Thursday, December 23, 2010

Are Nigerians been robbed of justice?

It was last week while receiving an American envoy that the chairperson of The Economic and Financial Crimes Commission Madam Farida Waziri, confirmed to the generality of Nigerian public that the agency has decided to settle the undertaken prosecution of the former United State vice president Dick Cheney as a former executive official of Halliburton out of court, through the mechanism of a plea bargain that confers on the commission the reception of the total sum two hundred and fifty million dollars, in order to drop the subsisting criminal charges of solicitation, currying of influence and abetting in the offering and reception of bribes to the officials of the Nigerian Liquefied Gas Company, in the Bonny Island contractual undertaking of 1994-1995 period during the past Abatcha administration.

The other component of the plea agreement as obtained by the corruption fighting and prevention agency, was that all the individuals and personnel alleged to have participated in commission of the crime but that are of foreign descent, stand to benefit from the discontinuing of the prosecution process, thus foreign national citizens involved in the act of giving bribes to Nigerian government and company officials would not be prosecuted by the agency. However the local Nigerian accomplices to the commission of the alleged crime would still be prosecuted to the full limit of our laws, as such the grace of the plea bargain agreement did not seem to have been extended to the Nigerian citizens, thus the agreed pact between the Nigerian government officials and the United States of America diplomatic officials, sought and settled for a less embarrassing circumstantial situation to the governments of both countries, this position was later affirmed by the spokesperson of the commission Mr. Femi Babafemi.
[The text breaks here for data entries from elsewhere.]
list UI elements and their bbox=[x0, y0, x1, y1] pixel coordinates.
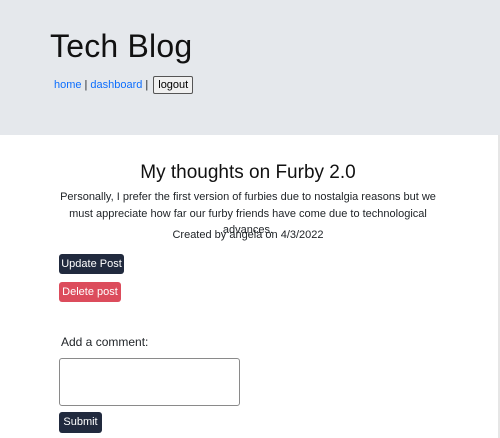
post-title: My thoughts on Furby 2.0 bbox=[140, 162, 356, 183]
nav-separator: | bbox=[145, 79, 149, 91]
submit-comment-button[interactable]: Submit bbox=[59, 412, 102, 433]
delete-post-button[interactable]: Delete post bbox=[59, 282, 121, 302]
logout-button[interactable]: logout bbox=[153, 76, 194, 94]
nav-home-link[interactable]: home bbox=[54, 79, 82, 91]
update-post-button[interactable]: Update Post bbox=[59, 254, 124, 274]
comment-input[interactable] bbox=[59, 358, 240, 406]
nav-separator: | bbox=[84, 79, 88, 91]
site-header: Tech Blog home | dashboard | logout bbox=[0, 0, 500, 135]
comment-label: Add a comment: bbox=[61, 335, 149, 349]
main-nav: home | dashboard | logout bbox=[54, 76, 194, 94]
nav-dashboard-link[interactable]: dashboard bbox=[90, 79, 142, 91]
post-meta: Created by angela on 4/3/2022 bbox=[172, 229, 324, 241]
site-title: Tech Blog bbox=[50, 28, 193, 64]
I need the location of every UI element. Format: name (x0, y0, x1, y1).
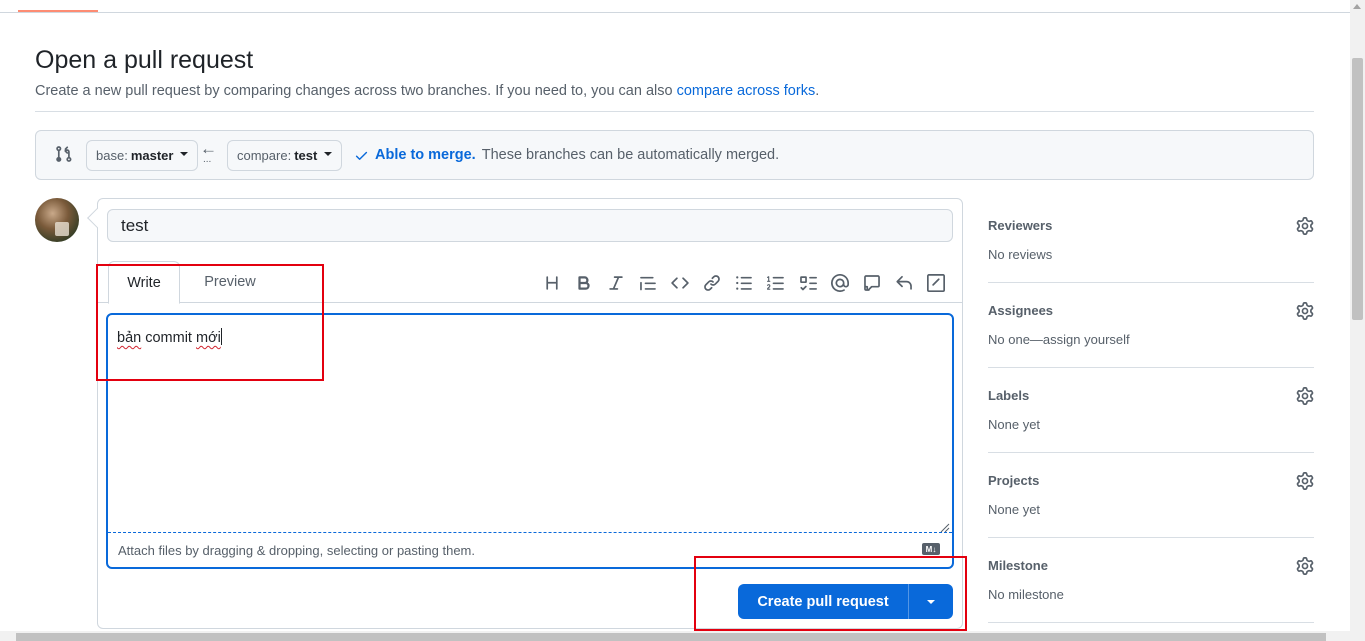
reviewers-value: No reviews (988, 247, 1053, 262)
caret-down-icon (324, 152, 333, 156)
labels-heading[interactable]: Labels (988, 388, 1029, 403)
branch-range-bar: base: master ←... compare: test Able to me… (35, 130, 1314, 180)
sidebar-reviewers: Reviewers No reviews (988, 198, 1314, 283)
milestone-value: No milestone (988, 587, 1064, 602)
sidebar-milestone: Milestone No milestone (988, 538, 1314, 623)
comment-pointer (87, 208, 107, 228)
active-tab-indicator (18, 10, 98, 12)
projects-heading[interactable]: Projects (988, 473, 1039, 488)
mention-icon[interactable] (824, 271, 856, 295)
reply-icon[interactable] (888, 271, 920, 295)
page-title: Open a pull request (35, 46, 254, 74)
subtitle-suffix: . (815, 83, 820, 99)
merge-status-text: These branches can be automatically merg… (481, 147, 780, 163)
check-icon (355, 151, 368, 160)
compare-across-forks-link[interactable]: compare across forks (677, 83, 816, 99)
projects-value: None yet (988, 502, 1041, 517)
gear-icon[interactable] (1296, 387, 1314, 405)
markdown-toolbar (536, 271, 952, 295)
divider (35, 111, 1314, 112)
slash-command-icon[interactable] (920, 271, 952, 295)
base-branch-select[interactable]: base: master (86, 140, 199, 171)
gear-icon[interactable] (1296, 217, 1314, 235)
sidebar-projects: Projects None yet (988, 453, 1314, 538)
reference-icon[interactable] (856, 271, 888, 295)
markdown-icon[interactable]: M↓ (922, 543, 940, 555)
compare-arrows-icon (56, 146, 72, 162)
page-subtitle: Create a new pull request by comparing c… (35, 83, 819, 99)
base-branch-name: master (130, 148, 174, 163)
labels-value: None yet (988, 417, 1041, 432)
annotation-highlight-create-button (694, 556, 967, 631)
compare-branch-name: test (294, 148, 318, 163)
sidebar-labels: Labels None yet (988, 368, 1314, 453)
merge-status-strong: Able to merge. (375, 147, 476, 163)
ordered-list-icon[interactable] (760, 271, 792, 295)
unordered-list-icon[interactable] (728, 271, 760, 295)
annotation-highlight-write-area (96, 264, 324, 381)
assignees-value[interactable]: No one—assign yourself (988, 332, 1130, 347)
pr-title-input[interactable] (107, 209, 953, 242)
caret-down-icon (180, 152, 189, 156)
assignees-heading[interactable]: Assignees (988, 303, 1053, 318)
scrollbar-thumb[interactable] (16, 633, 1326, 641)
gear-icon[interactable] (1296, 557, 1314, 575)
gear-icon[interactable] (1296, 302, 1314, 320)
gear-icon[interactable] (1296, 472, 1314, 490)
link-icon[interactable] (696, 271, 728, 295)
scroll-up-icon[interactable] (1353, 4, 1361, 9)
compare-branch-select[interactable]: compare: test (227, 140, 343, 171)
task-list-icon[interactable] (792, 271, 824, 295)
quote-icon[interactable] (632, 271, 664, 295)
scrollbar-thumb[interactable] (1352, 58, 1363, 320)
merge-status: Able to merge. These branches can be aut… (354, 147, 779, 163)
horizontal-scrollbar[interactable] (0, 631, 1350, 641)
ellipsis-icon: ... (203, 154, 212, 165)
bold-icon[interactable] (568, 271, 600, 295)
attach-hint: Attach files by dragging & dropping, sel… (118, 543, 475, 558)
sidebar-assignees: Assignees No one—assign yourself (988, 283, 1314, 368)
code-icon[interactable] (664, 271, 696, 295)
base-label: base: (96, 148, 128, 163)
sidebar: Reviewers No reviews Assignees No one—as… (988, 198, 1314, 623)
subtitle-text: Create a new pull request by comparing c… (35, 83, 677, 99)
arrow-left-icon: ←... (200, 139, 217, 165)
avatar[interactable] (35, 198, 79, 242)
vertical-scrollbar[interactable] (1350, 0, 1365, 641)
top-nav-underline (0, 0, 1350, 13)
reviewers-heading[interactable]: Reviewers (988, 218, 1052, 233)
heading-icon[interactable] (536, 271, 568, 295)
compare-label: compare: (237, 148, 292, 163)
milestone-heading[interactable]: Milestone (988, 558, 1048, 573)
italic-icon[interactable] (600, 271, 632, 295)
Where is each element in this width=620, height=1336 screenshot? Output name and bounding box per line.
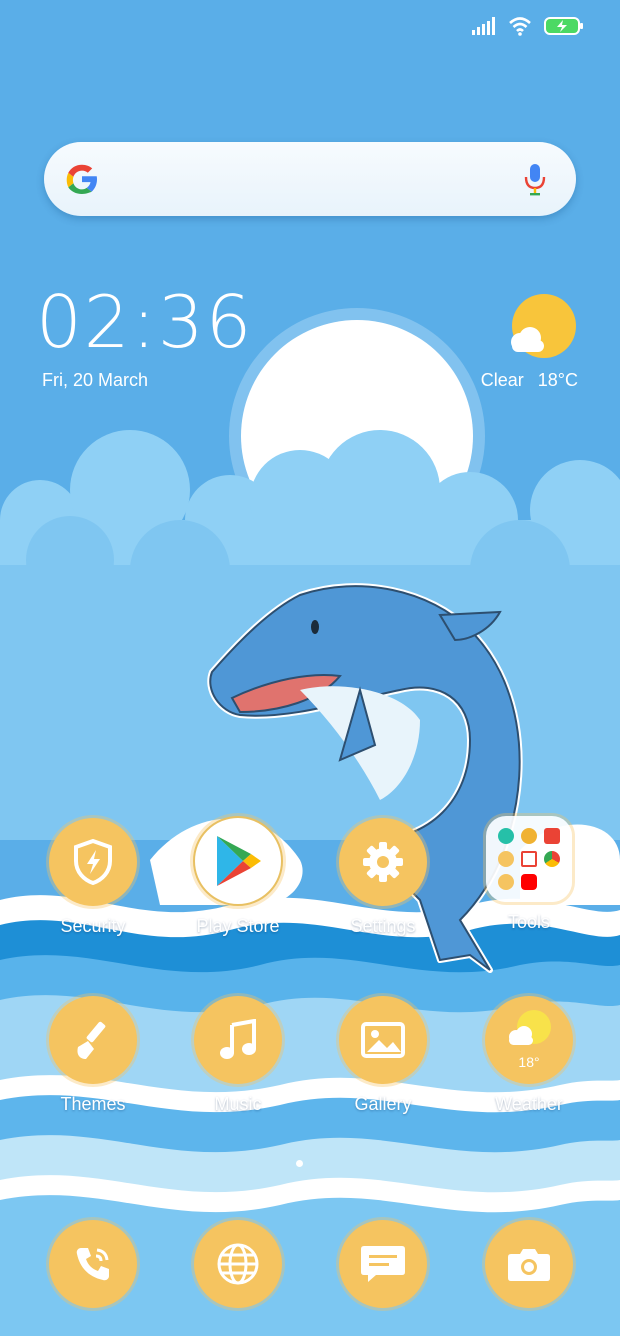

The principal officials of this administration which included the president himself and more particularly the chairperson of the commission, had at different fora and occasions stated that there would be no sacred cows in the prosecution and execution of court judgements against persons accused of corruption and corruption related activities, thus it is with a lot of surprise that the latest release from the agency reached Nigerians, where the principal officials of the commission while gloating announced to the world the deal to excuse alleged offenders on the alter of payment of large sum of money, some Nigerians were even congratulating the agency for collecting millions of American dollars from the Halliburton officials, yet the agency was never set up as a funds collection outfit as the previous times it sought to sell seized assets, issues of financial impropriety were repeatedly raised against the leadership and other officials of the commission.

The Economic and Financial Crimes Commission came into existence during the time of Chief Olusegun Obasanjo administration, after undue and strenuous pressure from the international community, because the Nigerian nation was seen as a country that tolerated corruption and corruption related activities, thus the agency was expected to prosecute persons accused of partaking in activities relating to corruption and money laundering, however it is also within the purview and powers of the commission to serve as a deterrence organ, by preventing activities that could lead to the commission of the criminal act of corruption, thus settlement agreements that further creates the impression that Nigeria is comfortable with the act of corruption, does nothing to aid the general belief and principal reason for the setting up of the agency, more so as the international community would be left with the belief that our fight against corruption is a mere lip service, indeed an American advisor linked to the case was quoted as saying that it is better to pay the money than be subjected to our corrupt legal system, what an irony!

Countries all over the world pride themselves in granting the best deals to their citizens, in terms of necessary rights and even un-entitled privileges that are bestowed to its nationals, thus the present and subsisting plea agreement that sought to treat Nigerian and foreigners differently, has further established in the eyes of Nigerians and indeed the greater international community, that these nation perceives its citizens as lesser in importance than other foreign nationals, because the accused persons were treated differently by the interdiction agency which does nothing to prevent or even deter corruption acts, indeed this action would further cement the belief that the fighting of corruption in Nigeria is merely halfhearted, as even the case of those Nigerian citizens accused of corruption would simply die in the courts due to non diligent prosecution.

The impetus for the execution of a plea bargain agreement anywhere in the world is the aggregation of the balance of culpability of an alleged offender, thus the degree and weight of involvement is measured to determine the extent of perceived guilt, as to whether the alleged offender is guilty and the body of weight of evidence is against the position of the alleged offender, thus plea bargain agreements when applied rightly always serves the interest of justice, in terms of ensuring quick and efficient prosecution of crimes and the achievement of justice in a cost efficient basis to the tax payer. However when it is applied merely to subvert the cause of justice by introducing and tolerating favoritism, the plea bargain option generally loses credibility in the eyes of the public.